Ocorre que a confusão de siglas é o menor dos problemas da Lei. Um dos mais gritantes está no próprio título do diploma normativo, ao colocar todas as Licenças dentro de uma única categoria, chamada de “Anuência Ambiental”. Para quem não conhece o Sistema Nacional do Meio Ambiente – SISNAMA, regrado pelas Lei Federal 6938/1981 e pela Lei Complementar nº 140/2011, existe uma integração entre todos os níveis de competência nos processos de licenciamento ambiental, e sempre que um Ente de competência mais ampla vai iniciar a sua análise pede a manifestação prévia dos órgãos de competência mais restrita. A este documento damos o nome de Anuência ou “Anuência Ambiental”.
A função da Anuência ambiental é bem restrita, “conferir concordância do órgão ambiental de competência mais restrita aos processos de licenciamento executados por órgãos de competência mais ampla”. Também é utilizado para a manifestação do órgão gestor de Unidade de Conservação se posiciona sobre empreendimento realizado na sua área de influência. Logo, o termo de anuência é um ato administrativo restrito e não um somatório de documentos e a lógica adotada pela Prefeitura de Pelotas apenas cria uma confusão que contraria a sistemática do SISNAMA.

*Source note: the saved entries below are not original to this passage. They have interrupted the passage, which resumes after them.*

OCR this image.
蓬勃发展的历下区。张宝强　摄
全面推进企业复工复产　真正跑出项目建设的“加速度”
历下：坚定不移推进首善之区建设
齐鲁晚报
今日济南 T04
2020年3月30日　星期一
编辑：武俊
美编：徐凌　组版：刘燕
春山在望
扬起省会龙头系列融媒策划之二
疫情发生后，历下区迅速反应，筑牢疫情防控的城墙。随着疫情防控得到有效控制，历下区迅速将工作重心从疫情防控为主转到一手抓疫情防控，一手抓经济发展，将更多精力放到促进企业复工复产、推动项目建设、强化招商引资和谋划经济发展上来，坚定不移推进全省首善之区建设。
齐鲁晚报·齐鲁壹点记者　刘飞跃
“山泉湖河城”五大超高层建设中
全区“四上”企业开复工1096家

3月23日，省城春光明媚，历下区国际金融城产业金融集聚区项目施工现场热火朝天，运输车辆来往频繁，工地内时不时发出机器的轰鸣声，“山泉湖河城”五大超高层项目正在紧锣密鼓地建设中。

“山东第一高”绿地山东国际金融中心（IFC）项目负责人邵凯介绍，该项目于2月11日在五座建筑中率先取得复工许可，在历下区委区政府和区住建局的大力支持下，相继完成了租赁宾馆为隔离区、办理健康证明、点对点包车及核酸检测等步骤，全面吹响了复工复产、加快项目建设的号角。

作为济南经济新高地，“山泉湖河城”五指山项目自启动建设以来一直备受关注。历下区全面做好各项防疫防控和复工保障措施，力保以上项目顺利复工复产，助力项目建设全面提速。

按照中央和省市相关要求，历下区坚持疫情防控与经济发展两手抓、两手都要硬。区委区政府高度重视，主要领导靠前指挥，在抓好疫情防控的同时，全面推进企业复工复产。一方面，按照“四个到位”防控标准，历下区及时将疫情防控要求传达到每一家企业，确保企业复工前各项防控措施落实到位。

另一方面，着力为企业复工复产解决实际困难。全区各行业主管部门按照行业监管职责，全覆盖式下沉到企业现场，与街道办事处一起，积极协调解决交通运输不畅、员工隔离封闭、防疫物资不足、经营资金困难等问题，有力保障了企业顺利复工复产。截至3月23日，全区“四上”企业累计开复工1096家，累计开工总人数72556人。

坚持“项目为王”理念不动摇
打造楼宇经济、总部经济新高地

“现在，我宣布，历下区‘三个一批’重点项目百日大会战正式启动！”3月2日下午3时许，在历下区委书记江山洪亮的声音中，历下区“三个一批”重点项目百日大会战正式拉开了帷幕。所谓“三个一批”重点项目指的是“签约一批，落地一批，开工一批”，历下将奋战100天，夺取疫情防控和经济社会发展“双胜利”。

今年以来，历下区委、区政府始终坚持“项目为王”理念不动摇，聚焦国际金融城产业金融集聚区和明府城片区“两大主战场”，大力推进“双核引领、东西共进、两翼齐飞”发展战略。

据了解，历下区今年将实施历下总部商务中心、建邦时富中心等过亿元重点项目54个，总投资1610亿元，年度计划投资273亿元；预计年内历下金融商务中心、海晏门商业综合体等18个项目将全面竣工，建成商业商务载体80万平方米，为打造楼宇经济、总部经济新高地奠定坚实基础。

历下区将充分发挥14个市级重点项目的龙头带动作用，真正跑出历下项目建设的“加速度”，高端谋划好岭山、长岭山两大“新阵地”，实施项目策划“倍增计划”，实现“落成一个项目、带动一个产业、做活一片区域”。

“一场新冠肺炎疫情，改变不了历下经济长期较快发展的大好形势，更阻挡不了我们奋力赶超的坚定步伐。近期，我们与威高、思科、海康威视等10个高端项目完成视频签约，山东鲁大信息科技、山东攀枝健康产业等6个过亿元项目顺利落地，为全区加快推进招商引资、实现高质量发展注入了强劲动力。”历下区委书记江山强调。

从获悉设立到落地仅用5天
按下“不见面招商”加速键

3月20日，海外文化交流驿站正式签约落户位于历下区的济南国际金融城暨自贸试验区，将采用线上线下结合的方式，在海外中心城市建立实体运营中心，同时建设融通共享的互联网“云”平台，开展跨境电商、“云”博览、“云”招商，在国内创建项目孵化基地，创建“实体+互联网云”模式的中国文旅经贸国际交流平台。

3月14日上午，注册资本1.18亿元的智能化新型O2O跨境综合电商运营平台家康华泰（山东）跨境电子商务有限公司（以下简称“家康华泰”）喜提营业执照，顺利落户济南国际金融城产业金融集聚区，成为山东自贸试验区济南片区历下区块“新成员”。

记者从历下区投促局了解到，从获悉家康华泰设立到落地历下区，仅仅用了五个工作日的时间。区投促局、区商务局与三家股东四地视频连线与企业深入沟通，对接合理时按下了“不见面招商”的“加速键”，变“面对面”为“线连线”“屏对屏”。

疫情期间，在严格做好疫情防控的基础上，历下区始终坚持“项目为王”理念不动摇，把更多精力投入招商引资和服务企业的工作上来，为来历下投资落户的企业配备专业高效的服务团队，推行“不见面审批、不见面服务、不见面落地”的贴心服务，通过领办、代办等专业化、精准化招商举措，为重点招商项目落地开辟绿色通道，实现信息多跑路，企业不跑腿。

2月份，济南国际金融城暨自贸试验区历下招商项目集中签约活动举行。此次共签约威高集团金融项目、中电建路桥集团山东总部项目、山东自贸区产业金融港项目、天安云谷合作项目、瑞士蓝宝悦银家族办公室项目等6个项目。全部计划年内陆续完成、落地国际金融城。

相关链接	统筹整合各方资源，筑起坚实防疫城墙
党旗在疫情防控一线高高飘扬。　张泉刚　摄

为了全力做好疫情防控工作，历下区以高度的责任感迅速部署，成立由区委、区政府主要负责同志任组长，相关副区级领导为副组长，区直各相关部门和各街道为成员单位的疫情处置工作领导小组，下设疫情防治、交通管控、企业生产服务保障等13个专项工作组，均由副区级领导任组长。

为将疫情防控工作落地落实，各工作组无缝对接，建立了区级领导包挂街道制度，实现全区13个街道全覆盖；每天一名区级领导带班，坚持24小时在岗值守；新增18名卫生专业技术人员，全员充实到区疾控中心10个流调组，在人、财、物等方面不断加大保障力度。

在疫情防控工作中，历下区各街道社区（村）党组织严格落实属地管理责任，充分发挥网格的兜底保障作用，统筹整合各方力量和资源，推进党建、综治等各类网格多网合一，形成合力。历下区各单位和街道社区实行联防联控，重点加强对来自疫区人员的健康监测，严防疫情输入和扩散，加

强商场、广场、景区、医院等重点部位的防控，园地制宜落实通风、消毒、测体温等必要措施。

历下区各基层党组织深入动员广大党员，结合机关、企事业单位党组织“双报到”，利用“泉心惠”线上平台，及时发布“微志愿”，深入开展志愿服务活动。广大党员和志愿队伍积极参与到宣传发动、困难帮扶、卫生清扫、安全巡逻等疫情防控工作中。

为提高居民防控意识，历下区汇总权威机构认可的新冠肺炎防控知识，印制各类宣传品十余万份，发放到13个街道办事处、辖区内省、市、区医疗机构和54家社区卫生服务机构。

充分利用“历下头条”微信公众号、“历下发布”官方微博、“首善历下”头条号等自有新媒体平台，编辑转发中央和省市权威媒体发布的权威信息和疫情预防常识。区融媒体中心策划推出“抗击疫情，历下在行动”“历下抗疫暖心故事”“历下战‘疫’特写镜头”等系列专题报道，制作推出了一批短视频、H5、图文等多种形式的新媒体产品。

Mas existem problemas mais graves. O art. 3º da Lei é flagrantemente inconstitucional, ao negar licença (anuência) aos requerentes que tenham “débitos não quitados decorrentes de multas aplicadas pelo órgão ambiental municipal competente e/ou que tenham inconformidades ambientais a serem equacionadas”. Primeiro, a negativa de licença às inconformidades ambientais é óbvia e obrigação do órgão ambiental. Mas negar licença por multa ou dívida fiscal fere o princípio da moralidade e o da boa-fé, caracterizando abuso de poder pela administração. Para a cobrança destes débitos existe um instrumento chamado execução fiscal. Mas em Pelotas, tudo é possível.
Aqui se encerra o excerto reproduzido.